President Macron Says France And Its Allies 'cOuld Have Stopped' The 1994 Rwanda Genocide

FILE-French President Emmanuel Macron speaks next to the visitor's book at the genocide memorial site in the capital Kigali, Rwanda Thursday, May 27, 2021. French President Emmanuel Macron says France and its allies "could have stopped" the 1994 Rwanda genocide and "lacked the will to do so." Macron's office said in a statement that the French president will release a video on Sunday as Rwanda commemorates the 30th anniversary of the genocide. (AP Photo/Muhizi Olivier, File)
FILE-French President Emmanuel Macron speaks next to the visitor's book at the genocide memorial site in the capital Kigali, Rwanda Thursday, May 27, 2021. French President Emmanuel Macron says France and its allies "could have stopped" the 1994 Rwanda genocide and "lacked the will to do so." Macron's office said in a statement that the French president will release a video on Sunday as Rwanda commemorates the 30th anniversary of the genocide. (AP Photo/Muhizi Olivier, File)
View All (2)

PARIS (AP) — French President Emmanuel Macron said Thursday that France and its allies could have stopped the 1994 Rwanda genocide but lacked the will to do so, a strong declaration ahead of the African country's 30th anniversary of the slaughter that left over 800,000 people dead.

Macron’s office said in a statement that the French president will release a video on social media on Sunday as Rwanda marks the solemn commemoration of the genocide.

In the video, Macron says that “France, which could have stopped the genocide with its Western and African allies, lacked the will to do so.”

In 2021 during a visit to the central African country, Macron acknowledged France’s “responsibility” in the genocide that left over 800,000 people dead, mainly ethnic Tutsis and the Hutus who tried to protect them.

He stopped short of an apology, but Rwandan President Paul Kagame signaled that a page had been turned in France-Rwanda ties, following a series of French efforts to repair ties between the two countries.

The Rwandan government has long accused France of “enabling” the genocide.

Since he was first elected in 2017, Macron notably commissioned a report about France’s role before and during the genocide and decided to open the country’s archives from this period to the public.

In Sunday’s video, Macron will recall that when the genocide started, “the international community had the means to know and to take actions” based on the knowledge about genocides that had been revealed by survivors of the Armenian genocide and the Holocaust, his office said.

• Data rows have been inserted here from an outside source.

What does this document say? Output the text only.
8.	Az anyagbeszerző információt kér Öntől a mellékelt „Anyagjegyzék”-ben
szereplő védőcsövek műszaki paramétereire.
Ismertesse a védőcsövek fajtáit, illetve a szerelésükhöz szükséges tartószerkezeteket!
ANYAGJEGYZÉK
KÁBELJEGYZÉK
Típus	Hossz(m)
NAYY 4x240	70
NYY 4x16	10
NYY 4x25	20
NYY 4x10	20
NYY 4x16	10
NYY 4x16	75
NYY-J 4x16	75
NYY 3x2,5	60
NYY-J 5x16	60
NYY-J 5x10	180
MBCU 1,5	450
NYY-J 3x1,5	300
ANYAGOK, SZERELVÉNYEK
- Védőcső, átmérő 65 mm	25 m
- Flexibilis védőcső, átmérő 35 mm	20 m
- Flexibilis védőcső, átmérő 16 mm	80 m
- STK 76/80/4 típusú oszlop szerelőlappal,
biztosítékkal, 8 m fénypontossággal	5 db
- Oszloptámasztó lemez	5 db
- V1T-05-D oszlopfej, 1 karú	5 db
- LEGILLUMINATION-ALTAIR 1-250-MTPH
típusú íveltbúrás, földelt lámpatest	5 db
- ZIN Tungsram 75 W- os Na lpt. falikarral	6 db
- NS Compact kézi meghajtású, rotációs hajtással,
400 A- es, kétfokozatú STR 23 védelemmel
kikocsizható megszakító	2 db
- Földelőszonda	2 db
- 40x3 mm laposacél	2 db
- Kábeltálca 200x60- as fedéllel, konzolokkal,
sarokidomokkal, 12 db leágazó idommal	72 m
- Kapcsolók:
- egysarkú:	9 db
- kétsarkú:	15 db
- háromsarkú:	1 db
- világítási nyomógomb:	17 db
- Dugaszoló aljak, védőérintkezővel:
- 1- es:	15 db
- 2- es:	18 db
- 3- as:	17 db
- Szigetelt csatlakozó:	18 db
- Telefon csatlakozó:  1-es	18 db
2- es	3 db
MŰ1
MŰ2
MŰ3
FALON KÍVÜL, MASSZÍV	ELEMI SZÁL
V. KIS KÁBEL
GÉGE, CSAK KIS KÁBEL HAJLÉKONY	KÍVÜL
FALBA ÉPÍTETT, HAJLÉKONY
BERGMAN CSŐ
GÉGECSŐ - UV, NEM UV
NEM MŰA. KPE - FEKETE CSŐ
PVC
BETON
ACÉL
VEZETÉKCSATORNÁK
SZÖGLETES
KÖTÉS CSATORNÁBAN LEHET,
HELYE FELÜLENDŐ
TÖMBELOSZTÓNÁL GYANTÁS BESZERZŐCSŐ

Macron will reaffirm that “France stands by Rwanda and the Rwandan people, in memory of the one million children, women and men martyred because they were born Tutsi,” according to his office.

Macron’s office said France will be represented by Foreign Minister Stéphane Séjourné at the commemoration of the genocide scheduled on Sunday in Kigali, the French president himself being held back in France by World War II commemorations that day.

In recent years, France has also increased efforts to arrest genocide suspects and send them to trial.

A Rwandan doctor was sentenced in December by a Paris court to 24 years in prison in what was the sixth case related to the Rwandan genocide that came to court in France, all of them in the past decade.